Hi.

Pid wrote:
On 08/11/2011 15:12, Alexander Diedler wrote:
Hello

That most probably means that the URL mappings for mod_jk are not correct,
and that Apache httpd is serving that content directly.
Look at (or show here) the JkMount lines that should be somewhere in your
Apache configuration.

Was attached in the post:
JkMount /* loadbalancer
So everything would be served by tomcat.


But obviously it isn't, so there's something wrong with this JkMount.

Somewhere else you are talking of VirtualHost.
Are you sure that the above line is inside the <VirtualHost> configuration ?
If it is in the "main" Apache config, it is not automatically "inherited" by the VirtualHost's.
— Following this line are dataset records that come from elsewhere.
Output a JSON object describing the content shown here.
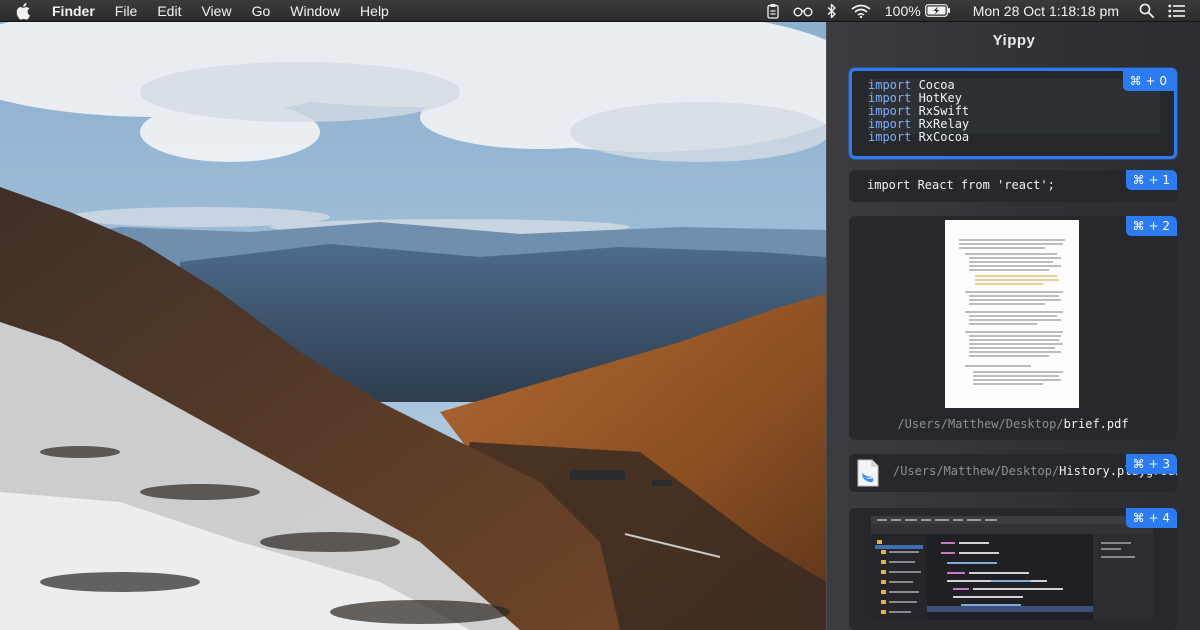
{
  "menubar": {
    "app_name": "Finder",
    "menus": [
      "File",
      "Edit",
      "View",
      "Go",
      "Window",
      "Help"
    ],
    "battery_percent": "100%",
    "datetime": "Mon 28 Oct  1:18:18 pm"
  },
  "panel": {
    "title": "Yippy",
    "accent_color": "#2d7bf0",
    "items": [
      {
        "type": "code",
        "shortcut": "⌘ + 0",
        "selected": true,
        "lines": [
          {
            "keyword": "import",
            "module": " Cocoa"
          },
          {
            "keyword": "import",
            "module": " HotKey"
          },
          {
            "keyword": "import",
            "module": " RxSwift"
          },
          {
            "keyword": "import",
            "module": " RxRelay"
          },
          {
            "keyword": "import",
            "module": " RxCocoa"
          }
        ]
      },
      {
        "type": "text",
        "shortcut": "⌘ + 1",
        "text": "import React from 'react';"
      },
      {
        "type": "file",
        "shortcut": "⌘ + 2",
        "dir": "/Users/Matthew/Desktop/",
        "file": "brief.pdf"
      },
      {
        "type": "file",
        "shortcut": "⌘ + 3",
        "dir": "/Users/Matthew/Desktop/",
        "file": "History.playground"
      },
      {
        "type": "image",
        "shortcut": "⌘ + 4"
      }
    ]
  }
}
Check the JkMountCopy directive for details.

At a second level, it also means that you are doing something that is
really not recommended : allow Apache httpd access to the Tomcat application
directories.

+1  I'd go further: *never* publish a Tomcat application docBase as an
HTTPD DocumentRoot.


That bypasses any security that you may have in Tomcat.
Your current problem is a perfect example : Apache now shows the source
code of your JSP pages.  Hopefully there is no secret password in there.

Test : (http://www.test.de/xyz)/WEB-INF/web.xml
Yes you are right, I can read the web.xml from the browser. How we can avoid
it?

Don't publish a Tomcat application docBase as an HTTPD DocumentRoot.
Simples.


To say that in another way :
Suppose that your Tomcat webapps directory is /var/lib/tomcatx/webapps.
Then DO NOT define in Apache
DocumentRoot /var/lib/tomcatx/webapps
(or any other overlap between these two, or subdirectories of ditto).

Apache httpd and Tomcat "don't know eachother", they are independent 
applications.
Each one has its own security system, based on different principles.

For example, Tomcat will /never/ allow a client to retrieve a file from inside a webapp's WEB-INF subdirectory. But Apache httpd doesn't know that a WEB-INF sub-directory is something special, so it will happily serve its content, if the URL maps there for Apache. Similarly, Apache doesn't know that a JSP file is something special (that must be compiled to a java servlet etc..). So if the URL which Apache handles points to something like that, Apache will happily serve it as a text file.